Here is the chapter in the textbook I'm referring to. The example in question is Example 3.

Okay, so the way the author is working that problem is correct because he's assuming (without saying so) that the initial potential is -100 volts and the final potential is zero volts. That's okay to do but not pointing it out explicitly is, in my opinion, sloppy and therefore confusing.

Note he writes $qV=\frac{mv^2}{2}$. Since the right hand side of that equation can never be negative, the left hand side can't be either. Since $q$ is negative $V$ must also be negative.

 

[nmsurobert]

Okay, so the way the author is working that problem is correct because he's assuming (without saying so) that the initial potential is -100 volts and the final potential is zero volts. That's okay to do but not pointing it out explicitly is, in my opinion, sloppy and therefore confusing.
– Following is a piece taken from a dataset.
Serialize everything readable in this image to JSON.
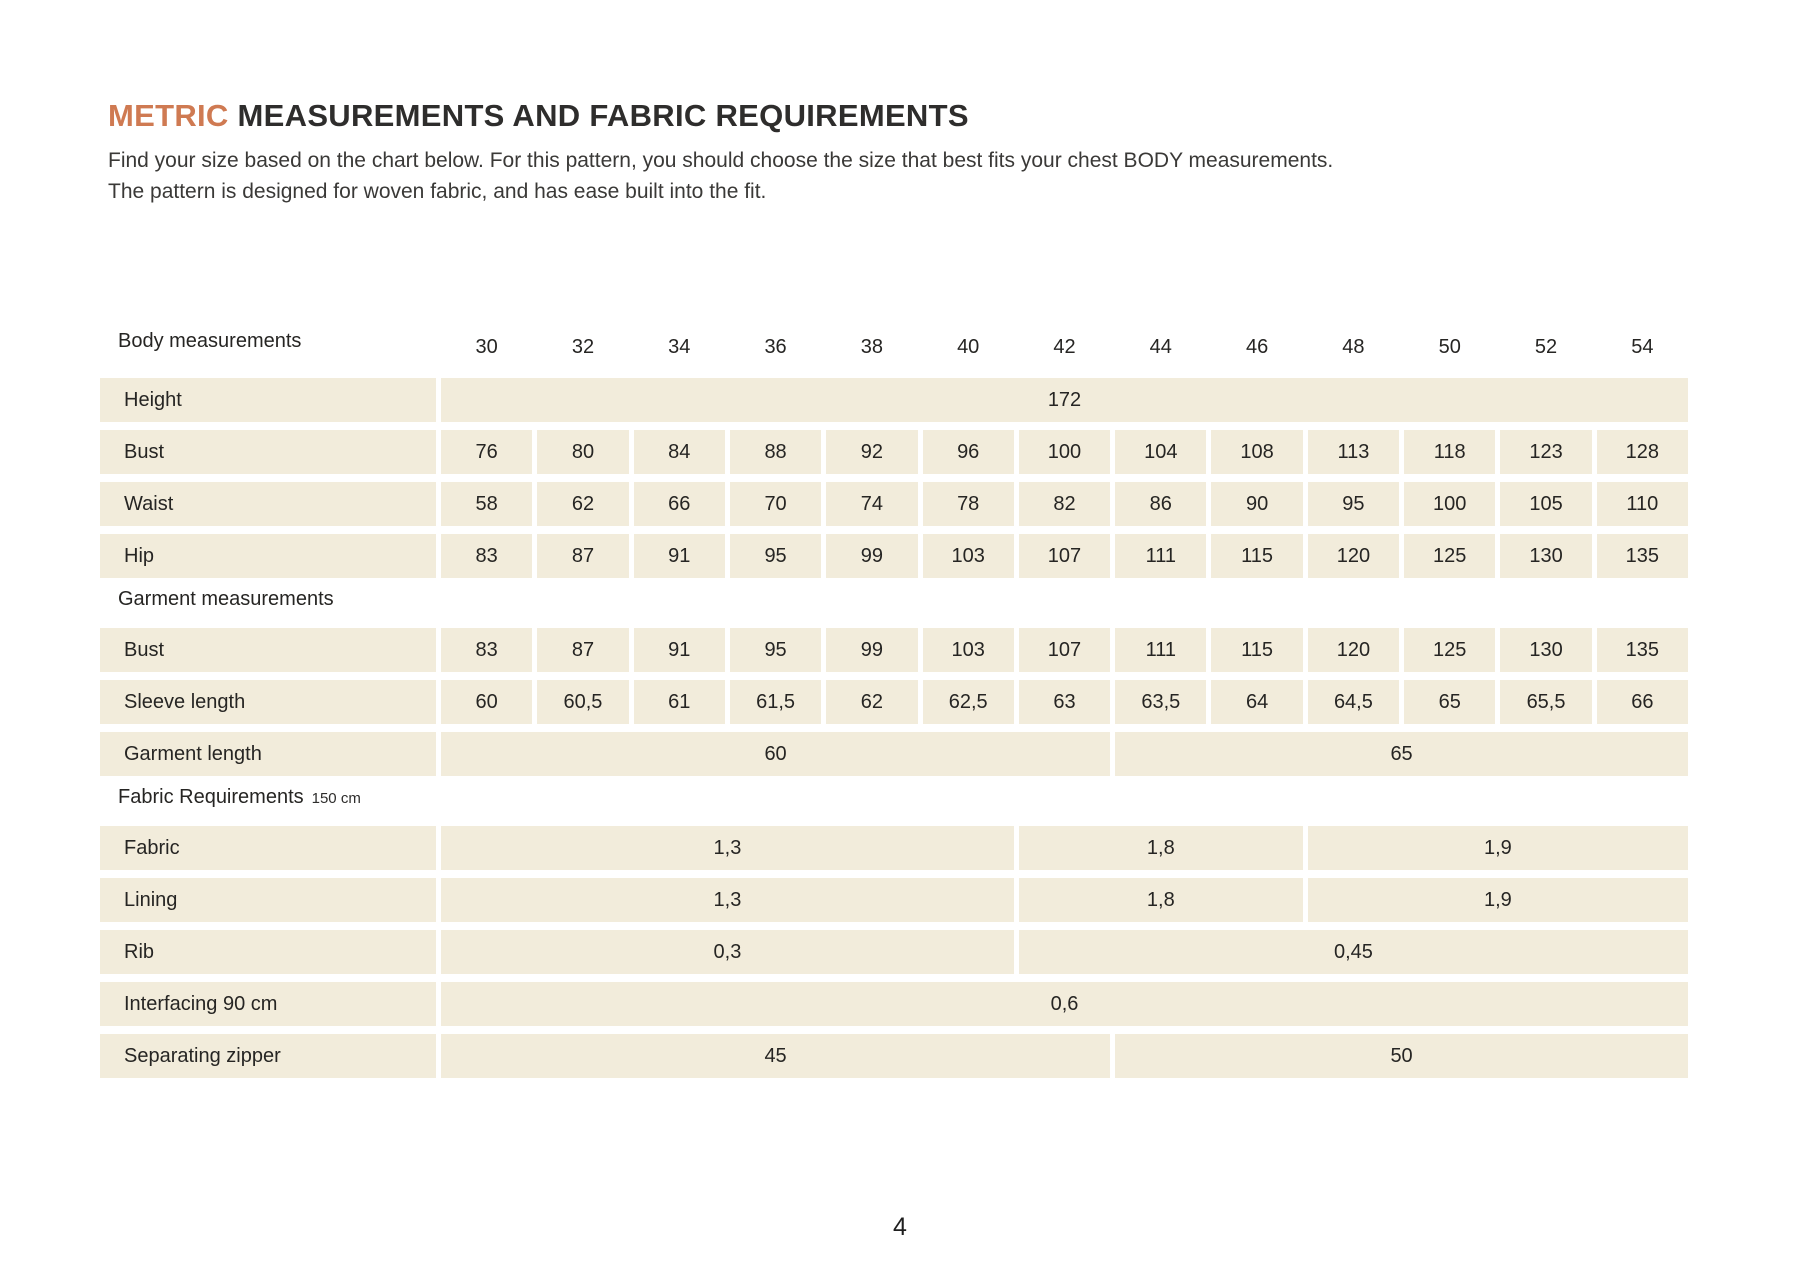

Note he writes $qV=\frac{mv^2}{2}$. Since the right hand side of that equation can never be negative, the left hand side can't be either. Since $q$ is negative $V$ must also be negative.
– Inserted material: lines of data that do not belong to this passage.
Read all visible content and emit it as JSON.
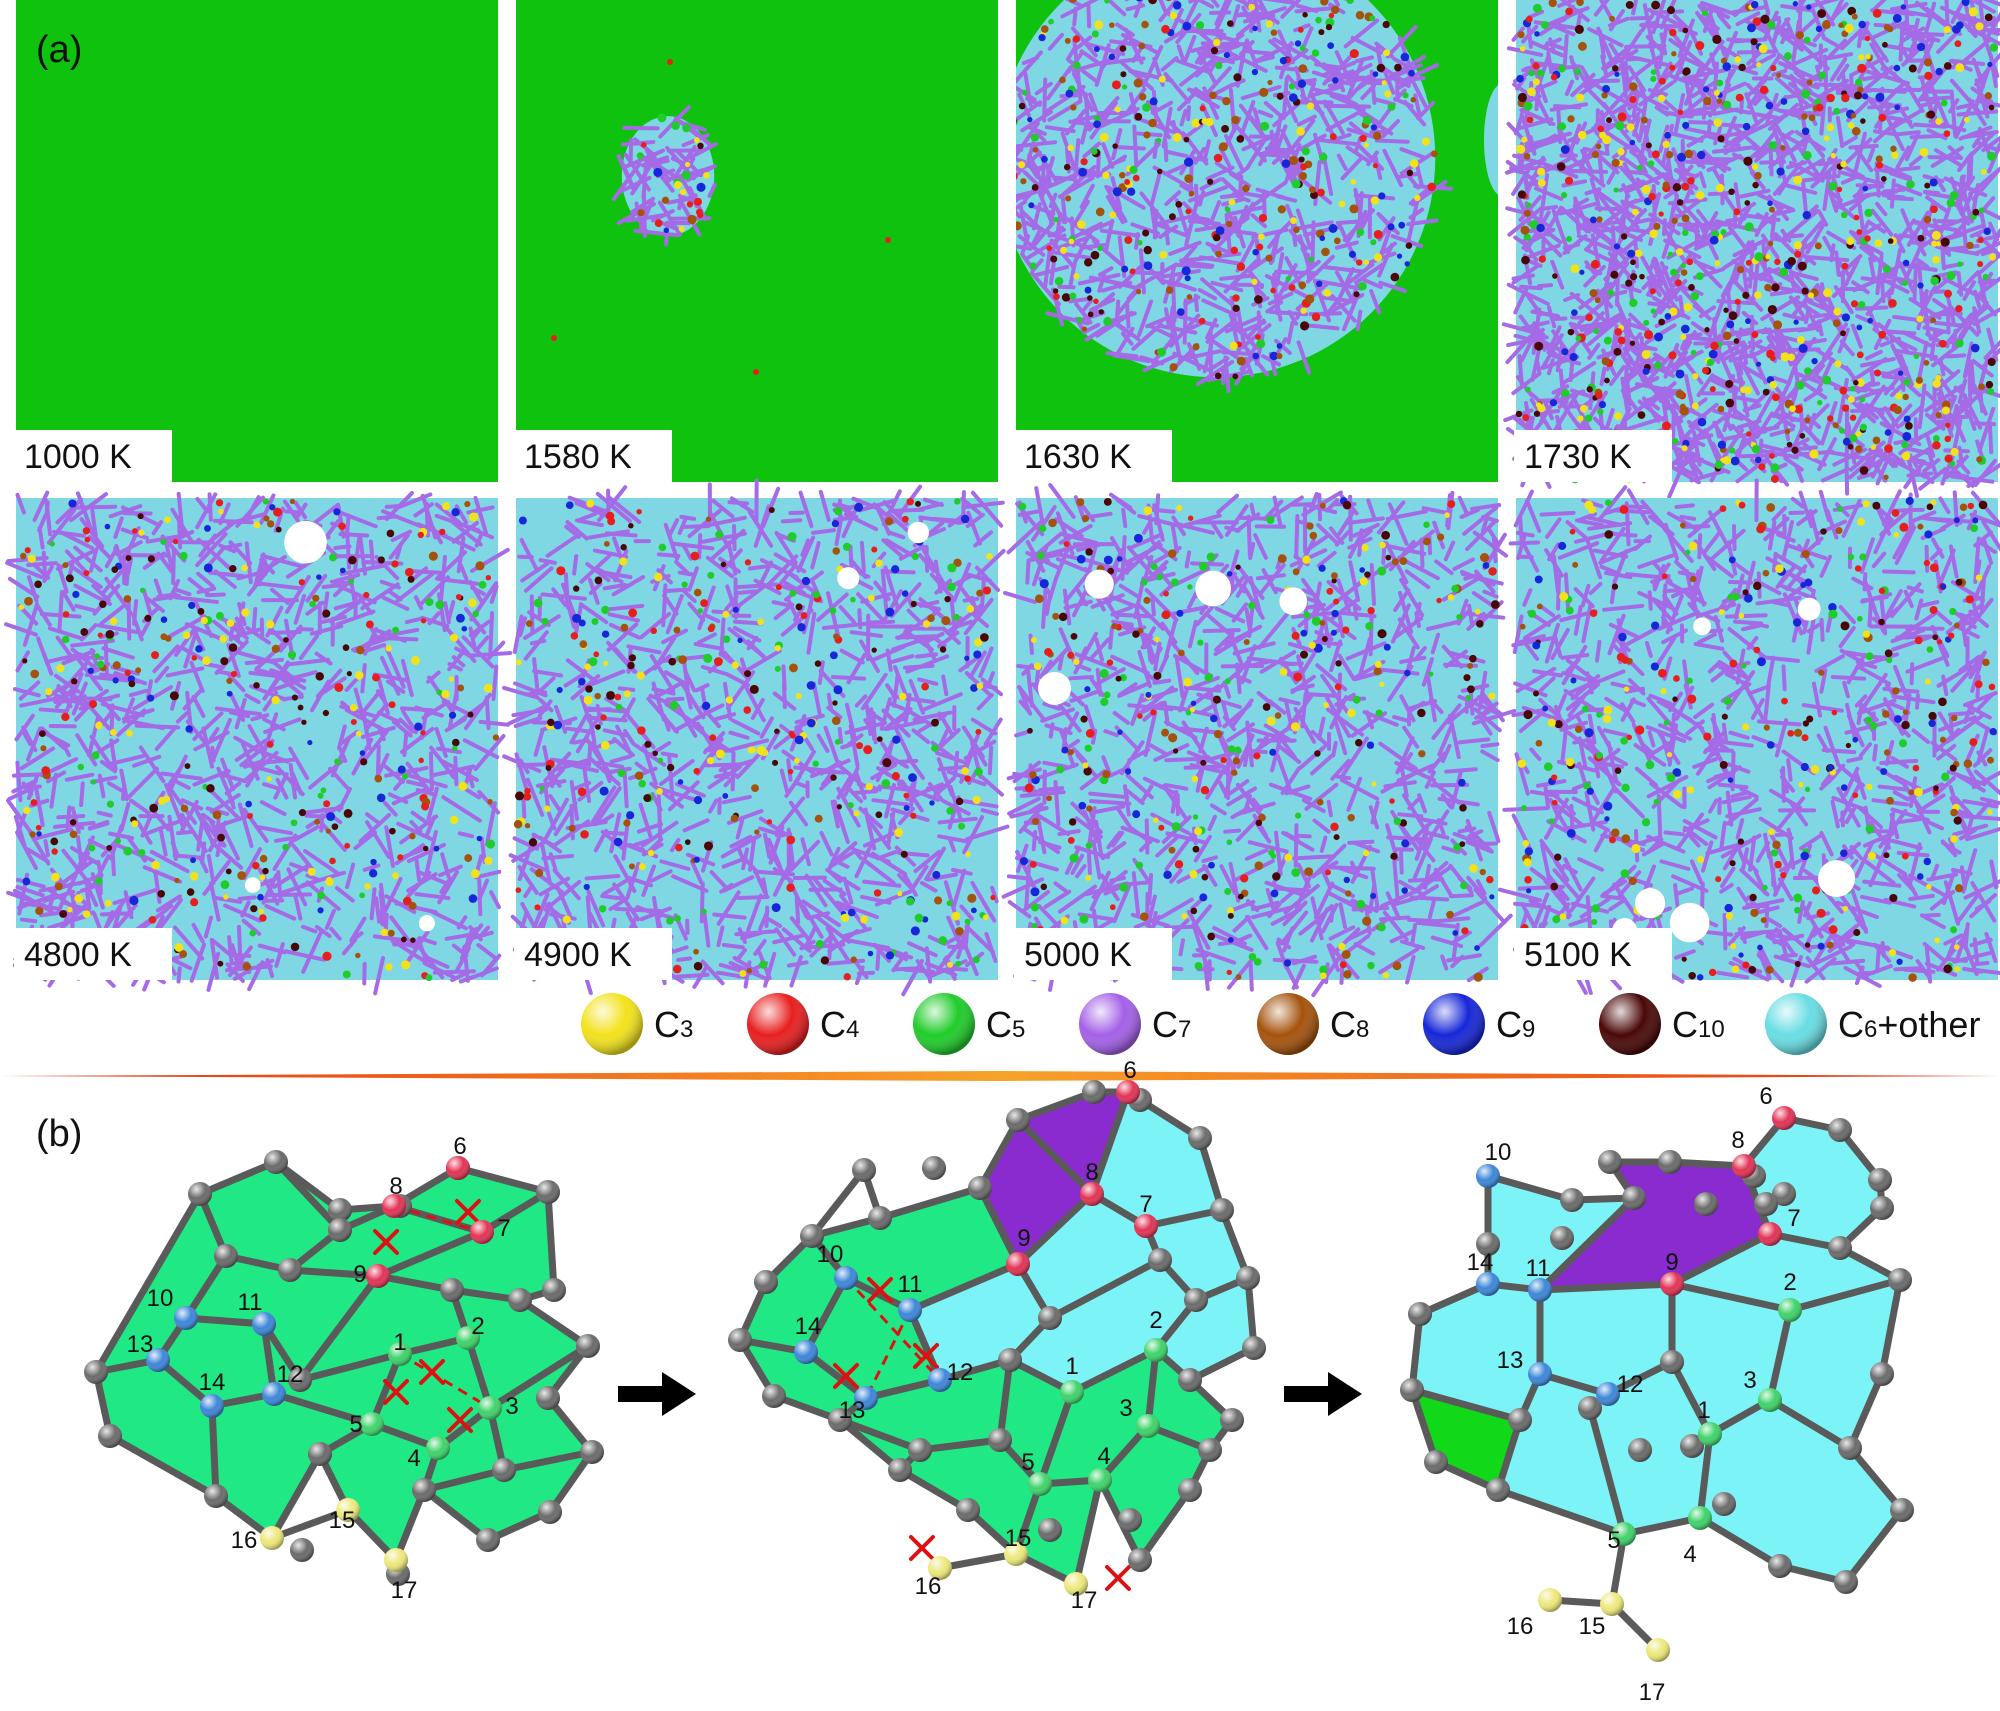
{
  "panel_a": {
    "label": "(a)",
    "snapshots": [
      {
        "temp": "1000 K",
        "state": "crystal"
      },
      {
        "temp": "1580 K",
        "state": "nucleus",
        "melt_fraction": 0.04
      },
      {
        "temp": "1630 K",
        "state": "growing",
        "melt_fraction": 0.65
      },
      {
        "temp": "1730 K",
        "state": "liquid"
      },
      {
        "temp": "4800 K",
        "state": "liquid-hot",
        "void_fraction": 0.005
      },
      {
        "temp": "4900 K",
        "state": "liquid-hot",
        "void_fraction": 0.004
      },
      {
        "temp": "5000 K",
        "state": "liquid-hot",
        "void_fraction": 0.015
      },
      {
        "temp": "5100 K",
        "state": "liquid-hot",
        "void_fraction": 0.04
      }
    ]
  },
  "legend": [
    {
      "main": "C",
      "sub": "3",
      "suffix": "",
      "color": "#f2e21a"
    },
    {
      "main": "C",
      "sub": "4",
      "suffix": "",
      "color": "#e81e1e"
    },
    {
      "main": "C",
      "sub": "5",
      "suffix": "",
      "color": "#1fcc2a"
    },
    {
      "main": "C",
      "sub": "7",
      "suffix": "",
      "color": "#a460e8"
    },
    {
      "main": "C",
      "sub": "8",
      "suffix": "",
      "color": "#a5520c"
    },
    {
      "main": "C",
      "sub": "9",
      "suffix": "",
      "color": "#1626d8"
    },
    {
      "main": "C",
      "sub": "10",
      "suffix": "",
      "color": "#4a0707"
    },
    {
      "main": "C",
      "sub": "6",
      "suffix": "+other",
      "color": "#67dde3"
    }
  ],
  "panel_b": {
    "label": "(b)",
    "numbers": {
      "s1": [
        "1",
        "2",
        "3",
        "4",
        "5",
        "6",
        "7",
        "8",
        "9",
        "10",
        "11",
        "12",
        "13",
        "14",
        "15",
        "16",
        "17"
      ],
      "s2": [
        "1",
        "2",
        "3",
        "4",
        "5",
        "6",
        "7",
        "8",
        "9",
        "10",
        "11",
        "12",
        "13",
        "14",
        "15",
        "16",
        "17"
      ],
      "s3": [
        "1",
        "2",
        "3",
        "4",
        "5",
        "6",
        "7",
        "8",
        "9",
        "10",
        "11",
        "12",
        "13",
        "14",
        "15",
        "16",
        "17"
      ]
    }
  },
  "colors": {
    "crystal": "#0ec20e",
    "liquid": "#7fd7e4",
    "heptagon_ring": "#a56ae6",
    "pentagon_face": "#1fe885",
    "hexagon_face": "#7cf3f7",
    "heptagon_face": "#8a2bcf",
    "pentagon_dark": "#12d81a",
    "atom_gray": "#6b6b6b",
    "atom_red": "#e23355",
    "atom_blue": "#3d86d8",
    "atom_green": "#3ed36a",
    "atom_yellow": "#ece879"
  }
}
ahhhh ok. I tried to reason it out like that before I made the post, but the previous example doesn't make that same assumption.

thanks for all the replies. I worked myself to sleep, had a dream about it, and continued to think about it this morning lol

 

[RPinPA]

Not to add to the confusion about signs, but $qV$ doesn't always have to be positive, any more than projectiles always have to go down. Particles can go upward in potential energy. But it takes work to do so, and so that will cause the kinetic energy to decrease. You could represent that with a variety of notations, but however you do it and wherever you put your negative signs, you should find that increasing PE by 1 Joule causes a decrease of KE of 1 J.

So you could for instance write it this way: $- q \Delta V = m (\Delta v^2)/2$. In this equation both sides might be positive or negative. If the change in PE $q \Delta V$ is positive (it goes up in PE) then $v^2$ must decrease.